American officials said Thursday that the American demand that Mr. Bashir be held accountable had not changed. Neither has Sudan’s status as one of the few countries, along with Iran and Syria, that remain on the American government’s list of state sponsors of terrorism.
Sales of military equipment will still be prohibited, and some Sudanese militia and rebel leaders will still face sanctions.
But the Obama administration is clearly trying to open a door to Sudan. There is intense discontent across the country, and its economy is imploding. American officials have argued for years that it was time to help Sudan dig itself out of the hole it had created.
Officials divulged Thursday that the Sudanese government had allowed two visits by American operatives to a restricted border area near Libya, which they cited as evidence of a new spirit of cooperation on counterterrorism efforts.
In addition to continuing violence in Darfur, several other serious conflicts are raging in southern and central Sudan, along with a civil war in newly independent South Sudan, which Sudan has been suspected of inflaming with covert arms shipments.

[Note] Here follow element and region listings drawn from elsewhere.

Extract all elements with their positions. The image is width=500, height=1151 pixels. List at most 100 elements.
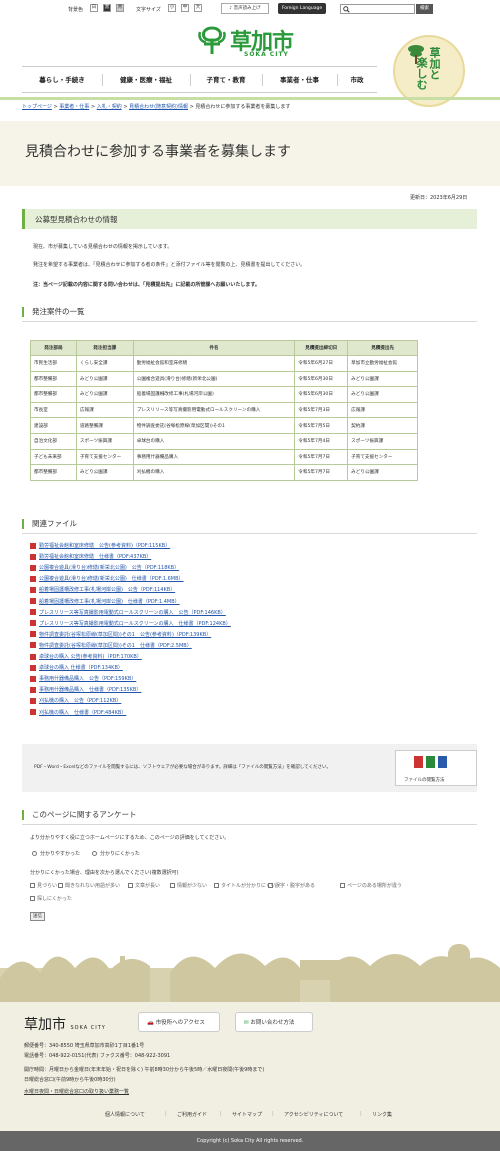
search-input[interactable] — [340, 4, 415, 14]
search-button[interactable]: 検索 — [416, 4, 433, 14]
nav-health[interactable]: 健康・医療・福祉 — [102, 67, 190, 93]
footer-link-sitemap[interactable]: サイトマップ — [232, 1111, 262, 1118]
footer-logo[interactable]: 草加市 SOKA CITY — [24, 1014, 106, 1034]
breadcrumb-quotation[interactable]: 見積合わせ(随意契約)情報 — [129, 104, 188, 110]
footer-hours: 開庁時間：月曜日から金曜日(年末年始・祝日を除く) 午前8時30分から午後5時／… — [24, 1067, 265, 1073]
option-label: 誤字・脱字がある — [275, 883, 316, 889]
table-cell: 令和5年7月5日 — [294, 417, 349, 434]
table-cell: 都市整備部 — [30, 386, 77, 403]
table-cell: 都市整備部 — [30, 464, 77, 481]
breadcrumb-business[interactable]: 事業者・仕事 — [59, 104, 89, 110]
speaker-icon: ♪ — [229, 6, 233, 11]
file-link[interactable]: 事務用什器備品購入 仕様書（PDF:135KB） — [30, 686, 141, 697]
size-medium-button[interactable]: 中 — [181, 4, 189, 12]
file-link[interactable]: 事務用什器備品購入 公告（PDF:159KB） — [30, 675, 136, 686]
file-link[interactable]: 物件調査委託(谷塚松原線(草加区間))その1 公告(参考資料)（PDF:139K… — [30, 631, 211, 642]
table-cell: みどり公園課 — [75, 370, 134, 388]
file-link[interactable]: 公園複合遊具(滑り台)修繕(新栄北公園) 公告（PDF:118KB） — [30, 564, 179, 575]
file-link[interactable]: プレスリリース等写真撮影用電動式ロールスクリーンの購入 公告（PDF:146KB… — [30, 609, 226, 620]
footer-logo-jp: 草加市 — [24, 1017, 66, 1033]
survey-q1-option-easy[interactable]: 分かりやすかった — [32, 850, 80, 857]
breadcrumb-bidding[interactable]: 入札・契約 — [97, 104, 122, 110]
checkbox-icon — [30, 896, 35, 901]
table-cell: 道路整備課 — [75, 417, 134, 434]
site-logo[interactable]: 草加市 SOKA CITY — [196, 24, 304, 64]
file-link-label: 勤労福祉会館和室床修繕 仕様書（PDF:437KB） — [39, 554, 152, 561]
table-row: 都市整備部 みどり公園課 船着場固護柵改修工事(札場河岸公園) 令和5年6月30日 みど… — [30, 386, 418, 403]
survey-q2-option[interactable]: 情報が少ない — [170, 882, 207, 889]
size-small-button[interactable]: 小 — [168, 4, 176, 12]
nav-city-admin[interactable]: 市政 — [337, 67, 377, 93]
pdf-icon — [30, 553, 36, 560]
nav-business[interactable]: 事業者・仕事 — [262, 67, 337, 93]
table-row: 子ども未来部 子育て支援センター 事務用什器備品購入 令和5年7月7日 子育て支援センタ… — [30, 448, 418, 466]
bg-white-button[interactable]: 白 — [90, 4, 98, 12]
bg-black-button[interactable]: 黒 — [103, 4, 111, 12]
file-link[interactable]: 船着場固護柵改修工事(札場河岸公園) 仕様書（PDF:1.4MB） — [30, 598, 180, 609]
file-link[interactable]: 刈払機の購入 仕様書（PDF:484KB） — [30, 709, 126, 720]
footer-link-privacy[interactable]: 個人情報について — [105, 1111, 145, 1118]
survey-q2-option[interactable]: 聞きなれない用語が多い — [58, 882, 120, 889]
pdf-icon — [30, 609, 36, 616]
file-link[interactable]: 卓球台の購入 仕様書（PDF:134KB） — [30, 664, 123, 675]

Eric Reeves, one of the leading American academic voices on Sudan, said he was “appalled” that the American government was lifting sanctions.
He said that Sudan’s military-dominated government continued to commit grave human rights abuses and atrocities, and he noted that just last week Sudanese security services killed more than 10 civilians in Darfur.
“There is no reason to believe the guys in charge have changed their stripes,” said Reeves, a senior fellow at the François-Xavier Bagnoud Center for Health and Human Rights at Harvard University. “These guys are the worst of the worst.”
Obama administration officials said that they had briefed President-elect Donald J. Trump’s transition team, but that they did not know if Trump would stick with a policy of warmer relations with Sudan.
They said that Sudan had a long way to go in terms of respecting human rights, but that better relations could help increase American leverage.
Reeves said he thought that the American government was being manipulated and that the Obama administration had made a “deal with the devil.”